Tuesday July 28. The second day in the presence of Thaye Dorje, His Holiness the XVIIth Gyalwa Karmapa, is dedicated to a teaching on refuge and the enlightened mind with the intention to prepare the public for receiving bodhisattva vows. As Monday, about 1600 people are seated in the great tent, ready to receive instructions from the master.
But first of all, what is a bodhisattva? It is someone who is engaged on the Buddhist path with the deep and sincere wish to realise enlightenment in order to assist all beings to become liberated from suffering (or rather dissatisfaction), as well as its causes, and to realize enlightened qualities. At our level, taking bodhisattva vows is clearly more training than an actual vocation! Never-the-less, in order to take them, it is necessary to have taken refuge, an engagement to no longer hurt others, and to have developed an authentic compassion. Karmapa assures us; this last quality – universal, inherent, something that everyone is capable of experiencing – is nothing more than one of the causes of enlightenment.
Before realising this state, free of suffering, all the masters were ordinary people who began by generating compassion. If we learn about their journey, the efforts that they furnished in developing the qualities present in each one, going beyond the afflictions than trouble the mind, we can develop a certain confidence, a devotion towards them. This happens naturally; their life simply becomes a source of inspiration and shows us that the path of Buddha is also accessible to us. The respect which arises in us in turn helps us to dissipate pride and the notion of ego.

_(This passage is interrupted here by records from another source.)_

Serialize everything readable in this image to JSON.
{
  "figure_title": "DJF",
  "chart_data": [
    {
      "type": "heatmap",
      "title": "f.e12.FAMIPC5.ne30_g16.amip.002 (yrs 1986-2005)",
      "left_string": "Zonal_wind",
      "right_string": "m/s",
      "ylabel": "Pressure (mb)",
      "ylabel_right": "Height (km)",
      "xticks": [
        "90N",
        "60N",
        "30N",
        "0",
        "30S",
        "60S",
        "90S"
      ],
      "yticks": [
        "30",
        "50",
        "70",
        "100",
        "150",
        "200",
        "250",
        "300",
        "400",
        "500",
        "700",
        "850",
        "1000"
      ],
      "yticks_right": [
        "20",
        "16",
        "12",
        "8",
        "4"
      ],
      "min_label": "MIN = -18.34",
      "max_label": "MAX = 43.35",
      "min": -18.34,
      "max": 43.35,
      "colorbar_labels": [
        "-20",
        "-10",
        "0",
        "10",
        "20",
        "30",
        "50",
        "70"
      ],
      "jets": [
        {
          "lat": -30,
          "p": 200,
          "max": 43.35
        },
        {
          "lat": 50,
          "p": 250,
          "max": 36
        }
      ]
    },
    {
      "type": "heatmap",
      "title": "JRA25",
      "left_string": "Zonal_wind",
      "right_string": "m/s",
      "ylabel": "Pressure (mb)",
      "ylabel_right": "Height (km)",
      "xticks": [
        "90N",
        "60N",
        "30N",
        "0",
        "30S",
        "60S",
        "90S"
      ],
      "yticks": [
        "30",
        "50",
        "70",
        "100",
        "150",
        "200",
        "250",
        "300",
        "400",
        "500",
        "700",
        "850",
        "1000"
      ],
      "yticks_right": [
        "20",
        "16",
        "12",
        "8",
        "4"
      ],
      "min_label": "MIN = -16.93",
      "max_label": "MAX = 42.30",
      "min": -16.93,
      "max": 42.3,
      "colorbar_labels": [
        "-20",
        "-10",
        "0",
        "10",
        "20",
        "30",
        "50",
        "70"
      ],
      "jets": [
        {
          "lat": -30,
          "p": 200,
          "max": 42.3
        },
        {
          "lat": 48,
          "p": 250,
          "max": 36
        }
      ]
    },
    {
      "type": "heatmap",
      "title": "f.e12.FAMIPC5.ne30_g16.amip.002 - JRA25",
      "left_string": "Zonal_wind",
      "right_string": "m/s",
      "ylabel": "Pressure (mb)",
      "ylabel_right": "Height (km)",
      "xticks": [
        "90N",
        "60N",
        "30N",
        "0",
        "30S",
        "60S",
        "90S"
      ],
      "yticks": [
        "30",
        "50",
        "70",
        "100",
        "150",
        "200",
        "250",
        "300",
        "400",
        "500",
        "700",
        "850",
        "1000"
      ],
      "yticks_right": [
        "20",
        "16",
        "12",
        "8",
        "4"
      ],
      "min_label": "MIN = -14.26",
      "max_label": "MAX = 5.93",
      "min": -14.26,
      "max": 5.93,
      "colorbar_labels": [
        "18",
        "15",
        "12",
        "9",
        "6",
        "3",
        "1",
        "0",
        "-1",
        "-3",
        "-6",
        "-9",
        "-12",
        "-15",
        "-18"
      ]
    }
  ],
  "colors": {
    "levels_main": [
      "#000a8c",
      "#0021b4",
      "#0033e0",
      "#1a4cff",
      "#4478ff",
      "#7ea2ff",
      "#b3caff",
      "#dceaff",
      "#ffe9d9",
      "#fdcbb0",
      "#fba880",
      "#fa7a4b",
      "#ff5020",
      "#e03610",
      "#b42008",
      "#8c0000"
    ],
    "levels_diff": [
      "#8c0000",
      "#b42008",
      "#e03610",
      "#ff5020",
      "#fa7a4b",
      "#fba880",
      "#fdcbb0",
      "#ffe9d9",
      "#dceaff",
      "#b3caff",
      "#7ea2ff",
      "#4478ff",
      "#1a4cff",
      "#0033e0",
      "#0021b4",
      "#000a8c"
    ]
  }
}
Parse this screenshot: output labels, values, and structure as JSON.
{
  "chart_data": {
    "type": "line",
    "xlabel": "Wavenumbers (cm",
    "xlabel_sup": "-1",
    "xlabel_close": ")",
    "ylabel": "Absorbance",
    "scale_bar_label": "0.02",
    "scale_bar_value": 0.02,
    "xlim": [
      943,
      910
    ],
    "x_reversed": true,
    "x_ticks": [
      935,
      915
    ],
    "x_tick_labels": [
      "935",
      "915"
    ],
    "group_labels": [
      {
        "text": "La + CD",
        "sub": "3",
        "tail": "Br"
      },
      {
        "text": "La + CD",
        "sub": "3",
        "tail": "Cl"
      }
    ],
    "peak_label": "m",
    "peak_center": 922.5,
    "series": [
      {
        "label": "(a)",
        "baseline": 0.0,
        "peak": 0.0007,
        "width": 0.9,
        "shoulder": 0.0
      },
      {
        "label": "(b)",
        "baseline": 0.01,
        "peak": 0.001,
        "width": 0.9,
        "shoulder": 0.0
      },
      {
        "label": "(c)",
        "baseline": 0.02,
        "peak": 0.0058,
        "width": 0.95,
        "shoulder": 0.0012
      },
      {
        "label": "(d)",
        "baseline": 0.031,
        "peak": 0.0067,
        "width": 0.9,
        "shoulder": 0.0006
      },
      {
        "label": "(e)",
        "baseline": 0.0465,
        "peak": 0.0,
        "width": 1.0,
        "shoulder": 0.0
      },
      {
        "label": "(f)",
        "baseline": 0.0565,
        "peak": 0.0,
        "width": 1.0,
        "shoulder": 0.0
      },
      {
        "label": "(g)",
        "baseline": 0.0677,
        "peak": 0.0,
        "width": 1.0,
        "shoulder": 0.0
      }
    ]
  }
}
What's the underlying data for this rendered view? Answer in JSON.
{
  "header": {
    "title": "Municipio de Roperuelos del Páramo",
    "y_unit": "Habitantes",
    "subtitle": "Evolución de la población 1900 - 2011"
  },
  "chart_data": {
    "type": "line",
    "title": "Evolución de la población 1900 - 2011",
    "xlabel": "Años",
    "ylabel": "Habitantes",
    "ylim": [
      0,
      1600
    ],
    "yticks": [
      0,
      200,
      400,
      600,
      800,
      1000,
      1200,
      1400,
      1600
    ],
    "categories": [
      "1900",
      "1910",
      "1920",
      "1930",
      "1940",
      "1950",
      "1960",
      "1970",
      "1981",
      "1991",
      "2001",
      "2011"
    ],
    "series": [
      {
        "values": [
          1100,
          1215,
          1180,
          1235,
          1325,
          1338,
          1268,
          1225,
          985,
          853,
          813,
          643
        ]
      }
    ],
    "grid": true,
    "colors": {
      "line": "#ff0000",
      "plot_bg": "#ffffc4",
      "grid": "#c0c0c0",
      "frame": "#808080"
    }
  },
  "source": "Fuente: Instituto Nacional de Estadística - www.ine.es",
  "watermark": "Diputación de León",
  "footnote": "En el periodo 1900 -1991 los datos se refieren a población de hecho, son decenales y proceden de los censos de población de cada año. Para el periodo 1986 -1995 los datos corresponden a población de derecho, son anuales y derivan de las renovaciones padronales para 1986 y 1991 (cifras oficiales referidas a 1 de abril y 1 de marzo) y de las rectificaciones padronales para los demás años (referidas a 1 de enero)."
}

Karmapa knows that we might think that we are in front of an impossible task to accomplish or even understand, but he reminds us that the fundamentals of the Buddha’s teaching are in the end quite simple. It is a question of real and natural qualities. It is a question of reality, as it truly is – and not that which we perceive. Buddhist teaching is not religious or cultural; it is deep and timeless. If we’re not careful, we risk forgetting the true meaning of the teaching by confining ourselves to proposed methods or skilled means. Karmapa insists on the necessity of keeping this in mind.
In speaking about the vows, the engagement that we’ve decided to follow, Karmapa declares that it refers to a lifestyle, an ethical conduct which, far from restricting ourselves to obligations, will bring freshness to the mind, an ease or well-being. If we manage to turn-away from thoughts and activities which trouble our mind, due to their being based on aversion, attachment or ignorance, the inner agitation calms down, and at the same time that which is best in us is reinforced. Karmapa specifies that turning away from negative afflictions is more natural than we think since they are not part of us. Contrary to what we frequently believe, they are not part of our nature. Once the vows – refuge, bodhisattva or other – have been taken, it is necessary to observe our attitude and to see if we stray from virtuous conduct to which we are engaged.
After teaching as such in the morning and the afternoon, Karmapa invites the public to take refuge again (or for the first time) and to receive the bodhisattva vows. The ceremony, all at once simple and really quite profound, is quite short. Everyone is concentrated on the visualisations described by the master; everyone is occupied by generating a state of mind which he is encouraged to develop. And everyone pronounces, on Karmapa’s signal, the words lek so, “it’s excellent”, once the vows received.
Nearly 1600 people have now committed to training on the path of bodhisattvas. The journey will be long, no doubt. But, as Karmapa has often repeated, all the enlightened masters began their journey as ordinary beings. This proves that enlightenment is just as accessible to ourselves.
This article was written with the support of Lama Jean-Guy and Lama Puntso.